O público vai tomando o seu lugar e de imediato se dá conta que irá partilhar os assentos na plateia com os actores, cujas
cadeiras, dispersas pela sala, estão reservadas. Enquanto se espera
pelo início do espectáculo, o som de fundo é o de entrevistas
gravadas que remetem para experiências de vida particularmente duras
em contexto laboral, a integridade e a própria dignidade da pessoa
feridas em nome desse “bem maior” que é o ter trabalho, seja a
que preço for. Na verdade a peça já começou e é Marco Martins a
colocar-nos um nó na garganta ao dizer-nos que a Ana ou o Robert, o
Sérgio, a Victoria, a Carmo ou qualquer um dos outros, somos nós.

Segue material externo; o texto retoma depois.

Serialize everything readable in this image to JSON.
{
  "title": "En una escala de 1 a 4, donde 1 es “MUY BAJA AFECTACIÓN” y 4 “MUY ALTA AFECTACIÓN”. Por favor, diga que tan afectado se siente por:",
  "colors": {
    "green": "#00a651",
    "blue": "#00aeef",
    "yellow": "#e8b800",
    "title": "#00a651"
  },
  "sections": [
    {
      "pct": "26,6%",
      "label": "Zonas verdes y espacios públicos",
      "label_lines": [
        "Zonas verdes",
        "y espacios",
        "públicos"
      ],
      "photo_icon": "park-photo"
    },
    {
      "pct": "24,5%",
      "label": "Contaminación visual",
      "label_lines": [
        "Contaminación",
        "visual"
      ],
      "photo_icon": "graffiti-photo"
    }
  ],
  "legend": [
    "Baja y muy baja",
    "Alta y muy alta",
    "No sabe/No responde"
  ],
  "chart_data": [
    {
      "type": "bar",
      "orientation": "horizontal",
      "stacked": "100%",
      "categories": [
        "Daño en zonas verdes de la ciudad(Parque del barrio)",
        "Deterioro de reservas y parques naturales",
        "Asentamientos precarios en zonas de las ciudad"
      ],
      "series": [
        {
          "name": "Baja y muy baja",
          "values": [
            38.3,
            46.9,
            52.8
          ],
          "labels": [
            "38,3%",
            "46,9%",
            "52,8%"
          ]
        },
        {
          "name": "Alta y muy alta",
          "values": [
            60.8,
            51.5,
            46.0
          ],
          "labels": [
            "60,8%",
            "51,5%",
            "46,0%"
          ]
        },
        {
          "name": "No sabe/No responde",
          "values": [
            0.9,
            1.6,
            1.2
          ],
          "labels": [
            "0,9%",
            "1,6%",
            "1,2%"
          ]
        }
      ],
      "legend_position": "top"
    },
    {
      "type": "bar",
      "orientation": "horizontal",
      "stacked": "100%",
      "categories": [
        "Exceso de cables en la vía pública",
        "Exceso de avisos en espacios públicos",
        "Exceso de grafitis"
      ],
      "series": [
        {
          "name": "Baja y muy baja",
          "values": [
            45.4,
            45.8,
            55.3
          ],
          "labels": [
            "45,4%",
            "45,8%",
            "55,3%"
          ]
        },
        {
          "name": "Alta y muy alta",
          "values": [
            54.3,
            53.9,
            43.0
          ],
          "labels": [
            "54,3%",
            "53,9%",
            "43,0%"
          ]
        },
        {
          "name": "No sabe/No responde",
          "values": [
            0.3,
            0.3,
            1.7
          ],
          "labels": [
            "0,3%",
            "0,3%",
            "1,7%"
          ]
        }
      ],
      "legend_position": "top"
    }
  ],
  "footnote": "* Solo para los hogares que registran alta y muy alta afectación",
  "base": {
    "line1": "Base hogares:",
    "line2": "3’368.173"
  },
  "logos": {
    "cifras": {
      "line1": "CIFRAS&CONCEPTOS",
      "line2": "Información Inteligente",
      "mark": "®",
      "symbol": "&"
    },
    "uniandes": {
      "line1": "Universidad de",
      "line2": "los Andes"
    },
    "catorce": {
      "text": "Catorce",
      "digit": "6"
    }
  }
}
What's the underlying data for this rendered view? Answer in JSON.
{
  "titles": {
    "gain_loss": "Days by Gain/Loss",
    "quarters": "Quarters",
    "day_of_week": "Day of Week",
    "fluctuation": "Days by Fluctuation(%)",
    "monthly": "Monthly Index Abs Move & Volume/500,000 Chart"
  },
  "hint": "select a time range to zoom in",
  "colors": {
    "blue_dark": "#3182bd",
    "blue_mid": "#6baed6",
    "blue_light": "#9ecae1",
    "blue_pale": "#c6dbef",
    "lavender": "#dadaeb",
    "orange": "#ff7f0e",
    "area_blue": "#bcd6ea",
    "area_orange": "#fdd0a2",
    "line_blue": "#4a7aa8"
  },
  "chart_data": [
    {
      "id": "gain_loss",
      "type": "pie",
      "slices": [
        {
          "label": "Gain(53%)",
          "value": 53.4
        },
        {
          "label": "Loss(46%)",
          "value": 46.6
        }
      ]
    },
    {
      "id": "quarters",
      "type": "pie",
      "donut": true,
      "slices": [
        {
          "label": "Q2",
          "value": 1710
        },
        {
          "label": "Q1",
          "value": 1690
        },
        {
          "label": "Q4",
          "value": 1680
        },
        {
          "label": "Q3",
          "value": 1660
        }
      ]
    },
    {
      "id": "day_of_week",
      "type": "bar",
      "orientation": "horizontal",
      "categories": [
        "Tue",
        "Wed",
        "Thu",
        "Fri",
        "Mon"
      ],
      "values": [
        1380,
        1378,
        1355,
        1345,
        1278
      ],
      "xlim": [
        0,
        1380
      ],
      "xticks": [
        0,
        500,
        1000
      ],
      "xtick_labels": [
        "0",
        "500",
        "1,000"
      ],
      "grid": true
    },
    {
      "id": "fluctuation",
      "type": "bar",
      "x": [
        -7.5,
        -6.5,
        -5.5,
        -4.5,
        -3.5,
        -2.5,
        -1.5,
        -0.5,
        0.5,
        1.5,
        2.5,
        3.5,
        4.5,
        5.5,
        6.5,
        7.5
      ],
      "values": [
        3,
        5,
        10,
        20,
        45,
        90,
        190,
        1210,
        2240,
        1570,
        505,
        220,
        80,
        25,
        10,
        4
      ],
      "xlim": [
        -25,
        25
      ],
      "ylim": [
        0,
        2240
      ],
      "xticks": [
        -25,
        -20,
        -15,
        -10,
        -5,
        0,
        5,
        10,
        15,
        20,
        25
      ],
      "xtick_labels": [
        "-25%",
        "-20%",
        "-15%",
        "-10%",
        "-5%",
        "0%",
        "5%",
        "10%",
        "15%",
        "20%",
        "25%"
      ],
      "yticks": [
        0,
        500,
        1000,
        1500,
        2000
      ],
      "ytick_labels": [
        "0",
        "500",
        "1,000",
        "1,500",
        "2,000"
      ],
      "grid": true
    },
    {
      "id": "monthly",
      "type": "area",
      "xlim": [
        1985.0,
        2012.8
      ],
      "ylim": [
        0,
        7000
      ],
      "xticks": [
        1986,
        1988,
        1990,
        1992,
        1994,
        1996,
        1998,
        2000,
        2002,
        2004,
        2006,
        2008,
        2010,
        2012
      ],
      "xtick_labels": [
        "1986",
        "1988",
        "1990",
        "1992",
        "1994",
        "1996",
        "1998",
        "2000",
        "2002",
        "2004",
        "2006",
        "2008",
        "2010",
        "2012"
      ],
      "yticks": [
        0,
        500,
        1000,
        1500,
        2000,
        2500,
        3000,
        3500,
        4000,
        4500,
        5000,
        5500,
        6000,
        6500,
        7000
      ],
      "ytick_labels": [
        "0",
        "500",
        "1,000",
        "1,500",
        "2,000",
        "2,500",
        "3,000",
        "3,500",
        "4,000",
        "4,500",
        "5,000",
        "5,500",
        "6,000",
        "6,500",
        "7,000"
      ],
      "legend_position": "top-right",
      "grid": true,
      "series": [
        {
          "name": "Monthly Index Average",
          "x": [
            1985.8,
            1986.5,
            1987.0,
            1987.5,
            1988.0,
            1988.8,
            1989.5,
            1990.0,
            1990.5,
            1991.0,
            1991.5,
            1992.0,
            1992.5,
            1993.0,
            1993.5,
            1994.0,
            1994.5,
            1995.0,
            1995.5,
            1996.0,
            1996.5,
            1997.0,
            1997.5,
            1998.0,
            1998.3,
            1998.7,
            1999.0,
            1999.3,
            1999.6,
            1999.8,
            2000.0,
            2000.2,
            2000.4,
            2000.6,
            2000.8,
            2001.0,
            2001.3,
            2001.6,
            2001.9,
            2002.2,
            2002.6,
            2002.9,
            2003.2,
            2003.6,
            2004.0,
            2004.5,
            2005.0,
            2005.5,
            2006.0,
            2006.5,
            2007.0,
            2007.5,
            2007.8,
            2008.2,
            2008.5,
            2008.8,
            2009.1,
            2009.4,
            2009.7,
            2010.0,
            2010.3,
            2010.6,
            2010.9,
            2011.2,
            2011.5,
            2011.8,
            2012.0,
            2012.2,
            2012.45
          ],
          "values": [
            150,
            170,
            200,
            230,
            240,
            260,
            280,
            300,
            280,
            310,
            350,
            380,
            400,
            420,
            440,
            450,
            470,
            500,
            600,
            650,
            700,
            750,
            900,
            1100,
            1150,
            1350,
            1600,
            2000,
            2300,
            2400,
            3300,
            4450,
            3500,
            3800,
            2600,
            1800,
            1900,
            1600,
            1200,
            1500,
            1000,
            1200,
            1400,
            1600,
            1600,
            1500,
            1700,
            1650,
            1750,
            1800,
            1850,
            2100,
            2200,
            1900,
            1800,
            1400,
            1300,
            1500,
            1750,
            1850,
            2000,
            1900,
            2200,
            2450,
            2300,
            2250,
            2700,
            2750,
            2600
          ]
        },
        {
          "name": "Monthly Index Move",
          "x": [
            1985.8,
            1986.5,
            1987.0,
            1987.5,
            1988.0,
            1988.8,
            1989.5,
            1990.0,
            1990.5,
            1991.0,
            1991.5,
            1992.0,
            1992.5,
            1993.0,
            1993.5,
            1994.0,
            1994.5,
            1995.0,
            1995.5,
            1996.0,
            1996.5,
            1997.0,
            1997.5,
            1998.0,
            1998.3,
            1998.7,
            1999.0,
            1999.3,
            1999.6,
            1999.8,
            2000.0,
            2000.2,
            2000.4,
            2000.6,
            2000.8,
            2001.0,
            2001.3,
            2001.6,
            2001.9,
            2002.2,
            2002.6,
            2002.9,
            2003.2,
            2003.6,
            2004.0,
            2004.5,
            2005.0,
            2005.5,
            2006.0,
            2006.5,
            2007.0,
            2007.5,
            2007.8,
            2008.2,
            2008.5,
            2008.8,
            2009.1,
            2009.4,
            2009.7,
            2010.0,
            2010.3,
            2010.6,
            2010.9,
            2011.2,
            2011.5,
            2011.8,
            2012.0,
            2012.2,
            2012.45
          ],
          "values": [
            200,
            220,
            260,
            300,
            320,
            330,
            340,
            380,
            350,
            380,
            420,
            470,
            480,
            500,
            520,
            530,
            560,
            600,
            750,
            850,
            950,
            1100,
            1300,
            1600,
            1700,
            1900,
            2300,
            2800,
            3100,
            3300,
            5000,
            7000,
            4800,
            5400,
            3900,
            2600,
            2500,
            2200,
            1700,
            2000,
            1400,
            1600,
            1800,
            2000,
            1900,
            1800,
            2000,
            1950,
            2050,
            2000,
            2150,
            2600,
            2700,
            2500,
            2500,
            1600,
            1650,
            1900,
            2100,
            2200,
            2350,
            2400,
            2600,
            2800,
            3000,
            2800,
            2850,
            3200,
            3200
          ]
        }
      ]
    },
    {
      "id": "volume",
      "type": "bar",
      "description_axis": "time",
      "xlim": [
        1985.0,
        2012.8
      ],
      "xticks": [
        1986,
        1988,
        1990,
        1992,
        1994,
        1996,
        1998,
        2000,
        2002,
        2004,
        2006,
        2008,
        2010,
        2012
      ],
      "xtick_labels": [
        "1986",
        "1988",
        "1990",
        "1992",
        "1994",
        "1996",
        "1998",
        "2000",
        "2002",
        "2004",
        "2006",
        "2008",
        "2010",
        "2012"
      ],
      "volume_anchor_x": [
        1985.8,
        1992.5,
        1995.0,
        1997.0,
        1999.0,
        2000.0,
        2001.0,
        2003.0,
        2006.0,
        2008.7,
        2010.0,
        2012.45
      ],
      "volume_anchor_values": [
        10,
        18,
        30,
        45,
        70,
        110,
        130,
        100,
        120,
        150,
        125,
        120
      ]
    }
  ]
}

Um nó que se aperta à medida que os (não) actores vão surgindo em
palco e expondo o provisório das suas vidas, a precariedade e a
humilhação, o dinheiro escasso e a família longe, a felicidade e o
amor eternamente adiados.
Culminando um processo de dois anos de
investigação junto da comunidade portuguesa de Great Yarmouth e
baseando-se nos testemunhos individuais de quem viveu de perto este
período de incerteza, “Provisional Figures” propõe-nos uma
reflexão sobre os problemas da identidade e da emigração num
contexto urbano fortemente abalado pela crise económica e
consequentes convulsões sociais. É um trabalho que mergulha numa
realidade relativamente desconhecida em Portugal e que nos fala da
emigração no auge da crise económica (2009-2014), em particular
para a região de Norfolk, outrora destino balnear de eleição para
os britânicos, agora reconvertido em centro da indústria de
transformação alimentar.
Com “Provisional Figures”, Marco
Martins volta a privilegiar o teatro do real, oferecendo-nos uma peça
de enorme significado e alcance, em nome da crise, uma verdade que
não pode ser esquecida. Uma crise que se revelou tremenda para
milhões de pessoas sobretudo nos países do Sul da Europa, desestruturou famílias, comunidades inteiras, levou ao
desemprego em massa, encerrou milhares de micro, pequenas e médias
empresas... mas que deu muito jeito a alguns. E que pode estar aí ao
virar da esquina, doa a quem doer, porque pode vir a dar jeito a
alguns outros, afinal os mesmo de sempre. A presença dos não
actores em palco reforça a mensagem, espicaçando recorrentemente o
público com essa ideia tão querida ao encenador de que “todo o
mundo é um palco”. E é, finalmente, o homem que está em causa, enquanto indivíduo
dito superior, a revelar-se pior do que qualquer outro animal, o mais
cruel para os outros e para si próprio.